“How wonderful that no one need wait a single moment to improve the world.” – Anne Frank
Think for a moment about someone you know who is a whiz at math or puzzles. You might also know someone who can whip up a meal from a jar of pickles, Cheez Whiz and some stale potato chips. Then there’s that neighbor who can listen to the strange noise your car is making and diagnose the problem within seconds. We all have gifts that God has given us. Some are visible, such as a talent for playing soccer or painting a picture. But some are not as visible, such as showing compassion for others.
I truly believe that God has gifted some with a heart for volunteering. There are some people who live to help others, whether it’s packing lunches for the homeless, mowing a neighbor’s lawn or just listening when someone is having a bad day.
Sometimes the volunteering we do is “formal” or organized. This might include joining others in your city to clean up the local river or helping at a 5K race on a Saturday morning. But other times volunteering isn’t “formal,” although it certainly takes place! When a family watches another family’s house while they’re on vacation, that is volunteering. When someone helps a stranger change a flat tire, that’s giving of yourself as well.
When we volunteer as families we not only make the community a better place, but we give our children the wonderful feeling of making a difference. When families work together and they see mom, dad or other adults helping others, they learn that this is normal and natural. When we make service work a normal part of our lives, we don’t simply teach our children strong core values, we also demonstrate these values in action.
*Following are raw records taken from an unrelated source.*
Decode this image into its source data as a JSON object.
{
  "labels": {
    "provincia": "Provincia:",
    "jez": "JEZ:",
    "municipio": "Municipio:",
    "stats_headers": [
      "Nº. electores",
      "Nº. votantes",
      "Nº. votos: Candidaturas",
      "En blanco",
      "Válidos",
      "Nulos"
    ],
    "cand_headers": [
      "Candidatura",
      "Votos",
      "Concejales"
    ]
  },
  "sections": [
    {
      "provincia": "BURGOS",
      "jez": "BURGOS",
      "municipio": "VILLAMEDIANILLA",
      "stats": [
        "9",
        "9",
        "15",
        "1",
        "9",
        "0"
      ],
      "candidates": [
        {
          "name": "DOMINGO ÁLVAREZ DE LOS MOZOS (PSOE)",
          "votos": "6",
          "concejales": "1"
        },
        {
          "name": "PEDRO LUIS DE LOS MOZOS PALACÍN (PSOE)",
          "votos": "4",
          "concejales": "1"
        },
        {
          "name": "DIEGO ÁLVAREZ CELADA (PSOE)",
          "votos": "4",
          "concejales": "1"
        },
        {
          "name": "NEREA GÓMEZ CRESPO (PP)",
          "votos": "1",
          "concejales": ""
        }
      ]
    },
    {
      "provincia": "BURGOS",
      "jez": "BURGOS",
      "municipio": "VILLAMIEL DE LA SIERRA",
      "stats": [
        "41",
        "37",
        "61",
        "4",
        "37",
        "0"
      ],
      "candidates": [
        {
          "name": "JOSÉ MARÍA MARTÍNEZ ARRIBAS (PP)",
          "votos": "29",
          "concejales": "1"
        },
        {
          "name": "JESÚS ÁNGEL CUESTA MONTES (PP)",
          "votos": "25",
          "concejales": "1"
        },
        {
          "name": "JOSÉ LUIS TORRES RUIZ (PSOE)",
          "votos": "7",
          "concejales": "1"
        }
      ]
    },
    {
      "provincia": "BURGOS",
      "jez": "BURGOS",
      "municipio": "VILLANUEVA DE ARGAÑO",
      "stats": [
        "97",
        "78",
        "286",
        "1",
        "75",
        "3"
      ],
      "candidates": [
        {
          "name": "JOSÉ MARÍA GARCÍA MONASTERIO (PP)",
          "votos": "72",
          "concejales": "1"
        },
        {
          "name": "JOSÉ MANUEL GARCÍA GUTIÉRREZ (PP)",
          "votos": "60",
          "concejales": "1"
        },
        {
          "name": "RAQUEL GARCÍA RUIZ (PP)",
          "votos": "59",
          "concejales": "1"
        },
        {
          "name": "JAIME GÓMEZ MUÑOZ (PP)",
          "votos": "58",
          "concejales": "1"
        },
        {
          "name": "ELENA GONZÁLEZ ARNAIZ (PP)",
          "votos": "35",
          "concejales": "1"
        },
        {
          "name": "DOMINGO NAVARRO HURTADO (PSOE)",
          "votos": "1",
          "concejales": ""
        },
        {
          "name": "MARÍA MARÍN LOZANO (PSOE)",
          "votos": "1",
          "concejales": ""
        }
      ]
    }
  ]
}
If we want our children to have good table manners, we model those manners when we eat together. If we want our children to be great readers, we read to them, take them to the library and make books a priority. If we want our children to give back to others, we need to teach them how, both with “formal” volunteering and “informal” volunteering.
I think some feel that there must be tangible proof for our actions to be considered “real volunteering.” And while picking up litter off the side of the road is a wonderful thing, we must also work at volunteering in ways that stretch us as children of God. It’s easy to help with the same volunteering projects over and over, but giving of yourself outside your comfort zone can be a wonderful thing too.
My daughter is now a senior in college and will be graduating this year. When she was younger she would be “volun-told” to help teach Sunday School, work with younger Girl Scouts, or, as a home-schooler, help younger children with their schoolwork. Over the years she has developed a passion for children and will be graduating with her teaching degree in a few months. She often tells me that her passion for children came from all those “forced volunteering jobs” I made her do. I’m pretty sure she would have rather been playing with her friends or watching TV, but volunteering outside her comfort zone opened up her eyes and heart to her career path—one that might not have been formed otherwise.
As a family, try to volunteer together at least once a month, but also stretch yourselves in new ways. One month you could help others learn a new skill. The next month you could collect items to be donated to an organization. Another month you could donate your labor at a park or school. Whatever you choose to do, just do something. And do it together.